Show that the normals to the curve $y=4x^2$ from points the same distance on either side of the y-axis intersect on the y-axis.
My attempt, I differentiated so it becomes $8x$, but I don't understand the question. Can anyone explain it to me ? Thanks in advance:
The distance from a point $P=(a,4a^2)$ of the curve to the y-axis is $d=|a|$, so two points of the curve has the same distance to y-axis then they are $(a,4a^2)$ and $(-a,4a^2)$.

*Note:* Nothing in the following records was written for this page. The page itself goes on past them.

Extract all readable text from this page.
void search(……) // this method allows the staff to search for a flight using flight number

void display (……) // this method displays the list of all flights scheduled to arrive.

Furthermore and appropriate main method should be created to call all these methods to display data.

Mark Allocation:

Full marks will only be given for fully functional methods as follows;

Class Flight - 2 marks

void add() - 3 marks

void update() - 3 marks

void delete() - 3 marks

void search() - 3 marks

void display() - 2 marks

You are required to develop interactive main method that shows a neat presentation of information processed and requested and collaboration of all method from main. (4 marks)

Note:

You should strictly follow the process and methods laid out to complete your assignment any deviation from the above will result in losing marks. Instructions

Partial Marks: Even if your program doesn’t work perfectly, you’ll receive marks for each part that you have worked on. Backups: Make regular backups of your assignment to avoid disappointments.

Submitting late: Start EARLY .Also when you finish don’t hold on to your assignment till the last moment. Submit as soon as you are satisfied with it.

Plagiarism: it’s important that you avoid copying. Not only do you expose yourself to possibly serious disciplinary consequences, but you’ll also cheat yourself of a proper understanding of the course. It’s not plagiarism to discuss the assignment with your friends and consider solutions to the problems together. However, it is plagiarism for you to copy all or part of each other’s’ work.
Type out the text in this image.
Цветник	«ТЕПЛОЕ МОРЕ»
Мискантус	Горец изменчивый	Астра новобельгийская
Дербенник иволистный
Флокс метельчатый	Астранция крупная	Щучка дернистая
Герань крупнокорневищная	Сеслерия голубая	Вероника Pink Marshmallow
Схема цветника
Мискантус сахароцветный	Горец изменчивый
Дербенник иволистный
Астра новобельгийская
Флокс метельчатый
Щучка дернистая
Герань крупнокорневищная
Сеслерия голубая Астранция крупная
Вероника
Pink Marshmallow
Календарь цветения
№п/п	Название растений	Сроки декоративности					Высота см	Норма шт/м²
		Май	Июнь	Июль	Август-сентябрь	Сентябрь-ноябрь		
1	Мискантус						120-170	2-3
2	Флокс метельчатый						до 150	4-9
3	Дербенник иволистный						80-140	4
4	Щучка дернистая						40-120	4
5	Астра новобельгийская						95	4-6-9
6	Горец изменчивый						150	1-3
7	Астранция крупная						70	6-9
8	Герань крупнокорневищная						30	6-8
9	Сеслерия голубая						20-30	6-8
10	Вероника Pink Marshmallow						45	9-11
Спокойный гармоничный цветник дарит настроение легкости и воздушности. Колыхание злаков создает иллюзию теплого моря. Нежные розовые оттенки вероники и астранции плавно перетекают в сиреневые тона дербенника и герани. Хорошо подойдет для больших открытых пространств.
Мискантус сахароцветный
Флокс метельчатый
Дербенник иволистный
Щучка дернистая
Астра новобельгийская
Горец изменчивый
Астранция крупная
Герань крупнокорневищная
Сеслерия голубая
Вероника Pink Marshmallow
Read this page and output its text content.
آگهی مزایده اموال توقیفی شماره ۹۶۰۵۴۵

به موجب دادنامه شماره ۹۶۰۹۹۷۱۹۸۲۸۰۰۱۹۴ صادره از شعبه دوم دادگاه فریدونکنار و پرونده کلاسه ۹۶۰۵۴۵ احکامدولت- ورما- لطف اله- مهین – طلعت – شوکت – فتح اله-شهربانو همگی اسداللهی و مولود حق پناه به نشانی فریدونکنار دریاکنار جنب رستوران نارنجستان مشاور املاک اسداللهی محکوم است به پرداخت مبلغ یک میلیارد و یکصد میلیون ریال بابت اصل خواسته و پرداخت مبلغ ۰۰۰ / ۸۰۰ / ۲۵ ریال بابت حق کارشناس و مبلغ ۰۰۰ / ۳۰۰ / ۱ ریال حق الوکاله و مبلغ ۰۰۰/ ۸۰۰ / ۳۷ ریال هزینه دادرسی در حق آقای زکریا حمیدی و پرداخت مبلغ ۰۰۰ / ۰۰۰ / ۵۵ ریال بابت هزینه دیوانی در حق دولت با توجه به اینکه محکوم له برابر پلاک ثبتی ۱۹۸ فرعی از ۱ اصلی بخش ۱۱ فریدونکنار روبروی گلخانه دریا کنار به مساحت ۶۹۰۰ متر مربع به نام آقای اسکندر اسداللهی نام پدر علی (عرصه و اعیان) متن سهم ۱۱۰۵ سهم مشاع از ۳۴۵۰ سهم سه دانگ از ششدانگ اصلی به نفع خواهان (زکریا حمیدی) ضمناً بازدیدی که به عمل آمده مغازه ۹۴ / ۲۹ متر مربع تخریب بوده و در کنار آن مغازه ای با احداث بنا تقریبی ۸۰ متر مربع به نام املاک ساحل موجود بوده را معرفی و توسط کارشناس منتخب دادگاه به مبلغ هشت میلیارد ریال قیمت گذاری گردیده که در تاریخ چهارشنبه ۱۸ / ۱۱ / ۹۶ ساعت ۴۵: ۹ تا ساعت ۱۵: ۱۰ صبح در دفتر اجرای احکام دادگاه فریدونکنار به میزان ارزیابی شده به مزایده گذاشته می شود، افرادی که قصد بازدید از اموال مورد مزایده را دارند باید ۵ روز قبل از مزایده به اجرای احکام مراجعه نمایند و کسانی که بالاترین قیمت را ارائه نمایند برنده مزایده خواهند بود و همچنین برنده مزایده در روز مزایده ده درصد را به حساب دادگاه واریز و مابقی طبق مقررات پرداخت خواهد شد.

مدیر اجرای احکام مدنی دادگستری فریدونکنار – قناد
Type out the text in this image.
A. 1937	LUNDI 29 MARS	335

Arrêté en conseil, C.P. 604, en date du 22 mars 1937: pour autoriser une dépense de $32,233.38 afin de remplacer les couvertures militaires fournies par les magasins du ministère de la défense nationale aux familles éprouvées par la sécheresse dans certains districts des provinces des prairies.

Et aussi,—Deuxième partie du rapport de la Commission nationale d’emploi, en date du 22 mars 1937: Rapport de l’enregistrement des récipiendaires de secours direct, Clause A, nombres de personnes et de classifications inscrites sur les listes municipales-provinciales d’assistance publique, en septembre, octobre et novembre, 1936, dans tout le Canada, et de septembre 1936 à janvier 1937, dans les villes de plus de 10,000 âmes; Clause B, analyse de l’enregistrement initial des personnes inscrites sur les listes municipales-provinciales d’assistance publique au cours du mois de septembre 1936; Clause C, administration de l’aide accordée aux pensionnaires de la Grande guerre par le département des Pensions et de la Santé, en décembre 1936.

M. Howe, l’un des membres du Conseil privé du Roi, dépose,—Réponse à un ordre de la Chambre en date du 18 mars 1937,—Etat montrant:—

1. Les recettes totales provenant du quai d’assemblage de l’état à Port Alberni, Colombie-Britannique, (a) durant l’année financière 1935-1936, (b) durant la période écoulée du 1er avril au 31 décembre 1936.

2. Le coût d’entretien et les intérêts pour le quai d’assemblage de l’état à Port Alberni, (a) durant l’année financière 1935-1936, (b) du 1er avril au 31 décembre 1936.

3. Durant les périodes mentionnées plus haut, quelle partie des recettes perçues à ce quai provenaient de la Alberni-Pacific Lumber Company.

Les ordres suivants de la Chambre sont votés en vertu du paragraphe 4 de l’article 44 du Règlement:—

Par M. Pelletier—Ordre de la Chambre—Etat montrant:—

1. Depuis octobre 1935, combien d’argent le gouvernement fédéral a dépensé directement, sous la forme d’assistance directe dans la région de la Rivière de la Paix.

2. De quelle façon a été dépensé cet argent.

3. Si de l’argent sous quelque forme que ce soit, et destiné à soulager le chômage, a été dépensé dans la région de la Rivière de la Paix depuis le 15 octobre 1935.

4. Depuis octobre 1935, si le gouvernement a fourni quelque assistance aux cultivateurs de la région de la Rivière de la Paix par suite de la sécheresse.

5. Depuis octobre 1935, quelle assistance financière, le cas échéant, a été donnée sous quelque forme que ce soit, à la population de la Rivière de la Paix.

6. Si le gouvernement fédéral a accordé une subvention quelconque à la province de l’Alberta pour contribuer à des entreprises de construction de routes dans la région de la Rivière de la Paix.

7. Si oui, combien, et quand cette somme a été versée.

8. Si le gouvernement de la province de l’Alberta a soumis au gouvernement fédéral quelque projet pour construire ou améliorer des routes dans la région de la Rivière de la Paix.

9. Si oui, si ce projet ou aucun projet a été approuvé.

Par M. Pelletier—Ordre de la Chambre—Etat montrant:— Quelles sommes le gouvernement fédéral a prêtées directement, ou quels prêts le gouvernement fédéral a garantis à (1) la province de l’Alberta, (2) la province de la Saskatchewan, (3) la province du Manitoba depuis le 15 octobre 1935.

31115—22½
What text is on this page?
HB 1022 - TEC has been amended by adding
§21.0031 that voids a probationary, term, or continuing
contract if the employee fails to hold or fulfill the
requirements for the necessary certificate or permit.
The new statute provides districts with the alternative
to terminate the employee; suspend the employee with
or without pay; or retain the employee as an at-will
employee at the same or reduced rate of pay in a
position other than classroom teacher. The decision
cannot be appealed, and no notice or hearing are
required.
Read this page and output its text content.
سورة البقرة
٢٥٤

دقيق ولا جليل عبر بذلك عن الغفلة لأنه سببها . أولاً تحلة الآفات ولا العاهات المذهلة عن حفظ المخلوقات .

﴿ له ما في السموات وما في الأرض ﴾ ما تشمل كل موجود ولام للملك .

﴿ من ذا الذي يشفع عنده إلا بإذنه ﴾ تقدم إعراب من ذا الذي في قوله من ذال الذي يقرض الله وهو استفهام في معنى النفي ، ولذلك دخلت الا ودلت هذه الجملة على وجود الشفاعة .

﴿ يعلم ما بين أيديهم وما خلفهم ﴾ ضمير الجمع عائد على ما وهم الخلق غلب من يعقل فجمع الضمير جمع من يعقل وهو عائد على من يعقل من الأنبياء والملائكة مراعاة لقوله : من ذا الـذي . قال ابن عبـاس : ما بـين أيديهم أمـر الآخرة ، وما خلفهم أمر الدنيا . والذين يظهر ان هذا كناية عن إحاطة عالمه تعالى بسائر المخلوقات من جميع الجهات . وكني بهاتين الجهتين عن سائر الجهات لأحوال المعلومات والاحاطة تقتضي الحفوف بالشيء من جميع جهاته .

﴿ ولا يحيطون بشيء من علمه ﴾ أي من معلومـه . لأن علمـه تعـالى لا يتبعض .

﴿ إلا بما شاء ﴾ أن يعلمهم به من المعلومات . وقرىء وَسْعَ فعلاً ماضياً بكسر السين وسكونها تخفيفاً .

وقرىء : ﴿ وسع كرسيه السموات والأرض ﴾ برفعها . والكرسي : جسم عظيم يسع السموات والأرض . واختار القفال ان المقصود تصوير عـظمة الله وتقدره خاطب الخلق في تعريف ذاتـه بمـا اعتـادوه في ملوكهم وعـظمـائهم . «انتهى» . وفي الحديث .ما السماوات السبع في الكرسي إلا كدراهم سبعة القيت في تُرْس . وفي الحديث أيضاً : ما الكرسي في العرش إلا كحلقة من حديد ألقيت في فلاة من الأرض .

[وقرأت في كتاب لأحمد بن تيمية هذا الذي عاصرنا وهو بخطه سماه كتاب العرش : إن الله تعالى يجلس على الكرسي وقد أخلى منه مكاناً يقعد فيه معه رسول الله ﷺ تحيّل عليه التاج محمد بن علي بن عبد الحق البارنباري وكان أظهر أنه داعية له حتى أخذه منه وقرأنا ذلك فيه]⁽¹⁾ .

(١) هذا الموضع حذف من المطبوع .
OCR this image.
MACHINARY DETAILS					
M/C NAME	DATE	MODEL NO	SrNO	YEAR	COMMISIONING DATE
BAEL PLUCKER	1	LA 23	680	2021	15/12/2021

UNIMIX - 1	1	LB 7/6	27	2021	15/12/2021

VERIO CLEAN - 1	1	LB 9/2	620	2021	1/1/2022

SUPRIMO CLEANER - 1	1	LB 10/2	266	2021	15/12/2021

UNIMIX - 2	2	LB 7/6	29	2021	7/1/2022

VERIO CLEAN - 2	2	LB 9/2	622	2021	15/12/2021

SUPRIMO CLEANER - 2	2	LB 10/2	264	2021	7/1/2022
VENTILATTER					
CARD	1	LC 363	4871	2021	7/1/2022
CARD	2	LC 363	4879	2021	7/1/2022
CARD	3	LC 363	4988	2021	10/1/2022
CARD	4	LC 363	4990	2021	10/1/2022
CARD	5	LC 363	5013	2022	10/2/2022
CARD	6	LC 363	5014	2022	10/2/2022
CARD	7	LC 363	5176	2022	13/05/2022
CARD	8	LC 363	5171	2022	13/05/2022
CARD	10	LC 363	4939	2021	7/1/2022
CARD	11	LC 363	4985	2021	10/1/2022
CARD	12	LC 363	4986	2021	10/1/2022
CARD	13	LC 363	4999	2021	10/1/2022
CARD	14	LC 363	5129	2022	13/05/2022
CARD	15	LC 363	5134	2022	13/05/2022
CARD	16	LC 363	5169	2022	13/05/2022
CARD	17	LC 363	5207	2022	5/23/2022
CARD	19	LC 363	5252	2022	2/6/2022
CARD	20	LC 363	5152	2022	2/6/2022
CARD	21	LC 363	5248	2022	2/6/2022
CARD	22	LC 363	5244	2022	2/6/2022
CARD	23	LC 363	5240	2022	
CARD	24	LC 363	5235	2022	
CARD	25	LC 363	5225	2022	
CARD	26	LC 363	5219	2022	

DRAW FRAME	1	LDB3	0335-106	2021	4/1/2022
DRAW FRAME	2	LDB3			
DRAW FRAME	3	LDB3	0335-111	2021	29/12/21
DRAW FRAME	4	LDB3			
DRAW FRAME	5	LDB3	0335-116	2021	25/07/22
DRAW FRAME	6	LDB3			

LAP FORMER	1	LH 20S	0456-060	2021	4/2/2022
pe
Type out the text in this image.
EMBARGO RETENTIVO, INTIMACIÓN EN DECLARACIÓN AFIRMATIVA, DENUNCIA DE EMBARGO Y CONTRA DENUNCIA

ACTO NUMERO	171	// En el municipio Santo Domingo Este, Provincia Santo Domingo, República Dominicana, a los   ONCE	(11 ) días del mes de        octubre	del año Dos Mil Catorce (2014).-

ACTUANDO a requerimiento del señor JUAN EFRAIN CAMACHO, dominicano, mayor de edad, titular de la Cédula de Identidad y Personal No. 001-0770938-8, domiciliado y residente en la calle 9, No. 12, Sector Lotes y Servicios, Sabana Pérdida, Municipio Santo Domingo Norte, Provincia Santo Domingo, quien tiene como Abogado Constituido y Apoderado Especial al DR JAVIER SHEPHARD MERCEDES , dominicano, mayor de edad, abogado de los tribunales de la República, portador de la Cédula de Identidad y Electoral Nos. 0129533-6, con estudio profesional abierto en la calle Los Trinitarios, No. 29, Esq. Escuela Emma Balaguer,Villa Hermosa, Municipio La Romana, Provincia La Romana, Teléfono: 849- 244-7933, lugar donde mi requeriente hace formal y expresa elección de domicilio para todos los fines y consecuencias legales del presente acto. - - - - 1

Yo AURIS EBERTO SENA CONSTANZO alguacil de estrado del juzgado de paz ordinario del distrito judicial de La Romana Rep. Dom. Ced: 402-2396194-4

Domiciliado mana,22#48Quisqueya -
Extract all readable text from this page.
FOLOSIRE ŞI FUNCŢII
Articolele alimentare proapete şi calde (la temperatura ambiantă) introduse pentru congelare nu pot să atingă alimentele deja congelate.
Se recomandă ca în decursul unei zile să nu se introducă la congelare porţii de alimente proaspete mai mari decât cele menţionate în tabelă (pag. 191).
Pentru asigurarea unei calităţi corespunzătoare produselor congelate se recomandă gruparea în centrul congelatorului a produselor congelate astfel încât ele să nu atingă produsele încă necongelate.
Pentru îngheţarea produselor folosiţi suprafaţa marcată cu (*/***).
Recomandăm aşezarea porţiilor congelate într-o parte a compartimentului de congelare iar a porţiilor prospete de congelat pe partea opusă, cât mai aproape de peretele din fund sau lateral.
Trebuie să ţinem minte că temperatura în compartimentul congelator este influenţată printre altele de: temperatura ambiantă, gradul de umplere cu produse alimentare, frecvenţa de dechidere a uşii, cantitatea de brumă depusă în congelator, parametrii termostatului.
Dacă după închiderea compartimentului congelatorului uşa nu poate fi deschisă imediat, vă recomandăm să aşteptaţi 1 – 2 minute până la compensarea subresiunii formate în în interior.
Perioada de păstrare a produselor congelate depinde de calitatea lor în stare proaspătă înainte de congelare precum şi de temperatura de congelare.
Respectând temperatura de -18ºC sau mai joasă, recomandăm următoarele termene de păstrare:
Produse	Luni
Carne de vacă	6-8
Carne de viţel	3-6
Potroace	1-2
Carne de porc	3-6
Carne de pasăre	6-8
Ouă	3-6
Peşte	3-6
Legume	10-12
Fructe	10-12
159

The normal has slope $m=-\frac{1}{8x_0}$ and then it has the form
$$y=-\frac{1}{8x_0}x+k$$
If it goes trough $(a,4a^2)$ we get
$$y_1=-\frac{1}{8a}x+\frac{32a^2+1}{8a}$$
If it goes through $(-a,4a^2)$ we get
$$y_2=\frac{1}{8a}x+\frac{32a^2+1}{8a}$$
So the point
$$\left(0,\frac{32a^2+1}{8a}\right)$$
is the intersection
That parabola is symmetric with respect to $y$-axis, hence the normal lines issued from two symmetric points (as in your case) are corresponding one another through a reflection across $y$-axis. Unless they are both parallel (which is not possible if they are issued from different points) they must therefore meet on the $y$-axis.
The normals or tangents to any continuous/smooth curve having an axis of symmetry $A$ at oppositely situated points (mirrored about $A$) must necessarily meet on $A$.